Essa imagem da última vítima de Pompeia intrigou a todos por seu possível último ato

Os restos de cerca de 1.500 pessoas foram encontrados a partir da erupção do Monte Vesúvio em 79 da Era Comum. Entre os mortos, surgiram imagens comoventes de pessoas tentando se salvar, outras tentando proteger umas às outras, outras aproveitando seus últimos minutos para se abraçarem… dentre as vítimas estavam famílias, amigos, irmãos e irmãs, entre outros.

 Um recente achado que ganhou popularidade também foi o abraço entre dois homens, imortalizados em rocha. Neste mesmo contexto, uma imagem se popularizou pela mensagem de “amor próprio” que ela veicula: na verdade, um prazer pessoal.
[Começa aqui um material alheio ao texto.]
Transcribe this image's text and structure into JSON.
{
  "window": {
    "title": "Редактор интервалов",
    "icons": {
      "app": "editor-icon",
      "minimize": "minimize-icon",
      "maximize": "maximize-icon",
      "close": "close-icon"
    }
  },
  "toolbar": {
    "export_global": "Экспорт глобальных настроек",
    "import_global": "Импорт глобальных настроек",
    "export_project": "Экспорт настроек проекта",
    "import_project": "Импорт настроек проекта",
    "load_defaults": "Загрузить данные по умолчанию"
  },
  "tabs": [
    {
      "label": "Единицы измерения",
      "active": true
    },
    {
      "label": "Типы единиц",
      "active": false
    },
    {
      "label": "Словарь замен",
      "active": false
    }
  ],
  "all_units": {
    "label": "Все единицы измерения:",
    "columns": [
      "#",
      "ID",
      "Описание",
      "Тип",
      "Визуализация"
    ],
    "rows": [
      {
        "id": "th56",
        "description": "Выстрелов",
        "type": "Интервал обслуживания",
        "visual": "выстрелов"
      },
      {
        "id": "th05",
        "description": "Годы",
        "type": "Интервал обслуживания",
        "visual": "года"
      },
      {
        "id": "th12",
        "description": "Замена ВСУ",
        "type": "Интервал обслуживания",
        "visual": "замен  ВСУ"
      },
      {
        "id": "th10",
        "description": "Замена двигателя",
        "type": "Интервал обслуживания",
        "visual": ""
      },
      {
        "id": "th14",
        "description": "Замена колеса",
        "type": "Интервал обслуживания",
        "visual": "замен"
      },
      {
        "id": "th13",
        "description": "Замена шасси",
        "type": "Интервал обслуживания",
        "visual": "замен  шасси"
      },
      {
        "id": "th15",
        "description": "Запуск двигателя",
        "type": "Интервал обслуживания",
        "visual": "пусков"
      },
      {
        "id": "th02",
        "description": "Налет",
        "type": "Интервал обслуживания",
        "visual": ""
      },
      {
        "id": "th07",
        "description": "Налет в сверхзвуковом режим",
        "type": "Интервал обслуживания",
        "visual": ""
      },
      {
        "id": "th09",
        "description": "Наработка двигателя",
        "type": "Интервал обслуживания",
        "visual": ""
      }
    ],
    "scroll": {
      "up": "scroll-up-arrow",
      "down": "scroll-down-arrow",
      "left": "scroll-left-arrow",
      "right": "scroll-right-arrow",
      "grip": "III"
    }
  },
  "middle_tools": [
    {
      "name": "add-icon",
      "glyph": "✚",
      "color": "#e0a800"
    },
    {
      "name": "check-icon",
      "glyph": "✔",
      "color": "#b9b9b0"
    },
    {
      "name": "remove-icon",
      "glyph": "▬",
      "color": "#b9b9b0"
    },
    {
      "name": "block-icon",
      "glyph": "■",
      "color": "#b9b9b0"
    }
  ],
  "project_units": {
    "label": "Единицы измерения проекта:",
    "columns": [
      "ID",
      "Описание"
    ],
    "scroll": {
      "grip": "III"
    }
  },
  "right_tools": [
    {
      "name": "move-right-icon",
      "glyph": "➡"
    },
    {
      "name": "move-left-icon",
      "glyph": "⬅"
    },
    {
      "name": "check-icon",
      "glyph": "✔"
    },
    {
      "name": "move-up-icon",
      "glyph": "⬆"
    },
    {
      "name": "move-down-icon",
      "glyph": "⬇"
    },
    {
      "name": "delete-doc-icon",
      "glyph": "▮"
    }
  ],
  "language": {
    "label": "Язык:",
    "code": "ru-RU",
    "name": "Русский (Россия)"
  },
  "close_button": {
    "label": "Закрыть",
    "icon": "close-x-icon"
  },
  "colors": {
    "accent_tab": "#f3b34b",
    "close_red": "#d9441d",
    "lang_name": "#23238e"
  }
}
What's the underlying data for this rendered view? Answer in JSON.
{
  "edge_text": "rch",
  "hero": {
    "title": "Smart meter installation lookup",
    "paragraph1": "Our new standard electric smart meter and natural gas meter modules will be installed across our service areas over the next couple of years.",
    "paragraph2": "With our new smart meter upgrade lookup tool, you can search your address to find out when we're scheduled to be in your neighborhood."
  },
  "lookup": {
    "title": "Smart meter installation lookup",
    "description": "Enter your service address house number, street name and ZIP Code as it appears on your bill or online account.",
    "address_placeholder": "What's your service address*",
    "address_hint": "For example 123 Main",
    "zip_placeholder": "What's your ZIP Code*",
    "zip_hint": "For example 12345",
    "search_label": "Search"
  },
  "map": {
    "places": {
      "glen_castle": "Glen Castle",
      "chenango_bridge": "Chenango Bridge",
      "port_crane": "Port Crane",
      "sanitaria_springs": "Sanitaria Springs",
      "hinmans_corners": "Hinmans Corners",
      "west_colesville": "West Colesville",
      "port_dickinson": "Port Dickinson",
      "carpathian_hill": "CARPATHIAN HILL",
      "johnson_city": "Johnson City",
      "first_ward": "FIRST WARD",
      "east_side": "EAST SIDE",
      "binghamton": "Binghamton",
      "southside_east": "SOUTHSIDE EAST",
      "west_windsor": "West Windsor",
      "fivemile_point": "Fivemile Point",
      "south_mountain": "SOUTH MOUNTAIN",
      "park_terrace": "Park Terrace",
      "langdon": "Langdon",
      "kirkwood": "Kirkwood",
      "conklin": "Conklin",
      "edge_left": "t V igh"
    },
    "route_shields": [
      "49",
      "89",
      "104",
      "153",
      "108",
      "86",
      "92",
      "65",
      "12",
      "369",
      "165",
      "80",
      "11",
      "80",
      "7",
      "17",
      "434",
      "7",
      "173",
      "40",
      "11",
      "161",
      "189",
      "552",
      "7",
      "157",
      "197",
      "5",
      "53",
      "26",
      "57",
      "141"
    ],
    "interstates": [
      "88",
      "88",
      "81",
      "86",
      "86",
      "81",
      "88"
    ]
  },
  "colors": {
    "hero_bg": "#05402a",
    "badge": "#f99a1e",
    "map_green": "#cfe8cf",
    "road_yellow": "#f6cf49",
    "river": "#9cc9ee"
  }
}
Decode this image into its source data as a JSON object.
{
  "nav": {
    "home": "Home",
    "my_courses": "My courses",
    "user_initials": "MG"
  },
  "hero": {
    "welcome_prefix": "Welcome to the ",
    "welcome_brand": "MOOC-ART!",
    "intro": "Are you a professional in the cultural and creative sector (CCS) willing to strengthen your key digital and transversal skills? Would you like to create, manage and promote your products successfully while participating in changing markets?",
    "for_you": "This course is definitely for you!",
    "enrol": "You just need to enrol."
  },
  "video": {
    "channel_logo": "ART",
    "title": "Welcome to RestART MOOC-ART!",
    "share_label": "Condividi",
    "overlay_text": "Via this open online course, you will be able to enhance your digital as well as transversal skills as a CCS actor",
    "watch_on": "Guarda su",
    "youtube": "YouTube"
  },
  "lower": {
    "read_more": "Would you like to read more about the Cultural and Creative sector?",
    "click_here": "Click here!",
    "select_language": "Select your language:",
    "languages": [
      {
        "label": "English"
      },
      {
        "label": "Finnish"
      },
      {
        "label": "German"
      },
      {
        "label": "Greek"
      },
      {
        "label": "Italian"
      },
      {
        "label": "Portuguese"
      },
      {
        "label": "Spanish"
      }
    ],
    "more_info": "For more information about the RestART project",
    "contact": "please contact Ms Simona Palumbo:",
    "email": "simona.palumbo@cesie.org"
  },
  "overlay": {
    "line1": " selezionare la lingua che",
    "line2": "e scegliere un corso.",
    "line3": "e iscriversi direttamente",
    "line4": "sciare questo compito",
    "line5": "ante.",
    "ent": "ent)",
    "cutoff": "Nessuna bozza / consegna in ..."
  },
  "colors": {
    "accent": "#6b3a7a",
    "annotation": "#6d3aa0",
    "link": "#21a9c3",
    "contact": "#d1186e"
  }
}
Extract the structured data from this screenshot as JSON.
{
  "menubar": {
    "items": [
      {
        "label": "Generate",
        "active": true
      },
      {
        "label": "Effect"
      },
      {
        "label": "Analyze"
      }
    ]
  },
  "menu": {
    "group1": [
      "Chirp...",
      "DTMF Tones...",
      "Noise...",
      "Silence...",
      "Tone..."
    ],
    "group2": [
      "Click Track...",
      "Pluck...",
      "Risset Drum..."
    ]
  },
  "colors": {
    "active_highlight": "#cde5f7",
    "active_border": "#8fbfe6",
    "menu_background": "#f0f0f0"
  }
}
Um morador da cidade diante da tragédia resolveu masturbar-se imortalizando-se no ato. A imagem do achado mostra um homem deitado de costas e segurando a região da virilha de seu corpo, chegando ao acesso dos internautas a partir do Twitter.

Ao invés de fugir, correr, ou fazer qualquer outra coisa, ele decidiu dedicar seus últimos momentos à um ato de masturbação.

Entretanto, não se sabe ao certo se ele realmente estava se masturbando ou tentando proteger suas partes intimas de algo que teria o machucado.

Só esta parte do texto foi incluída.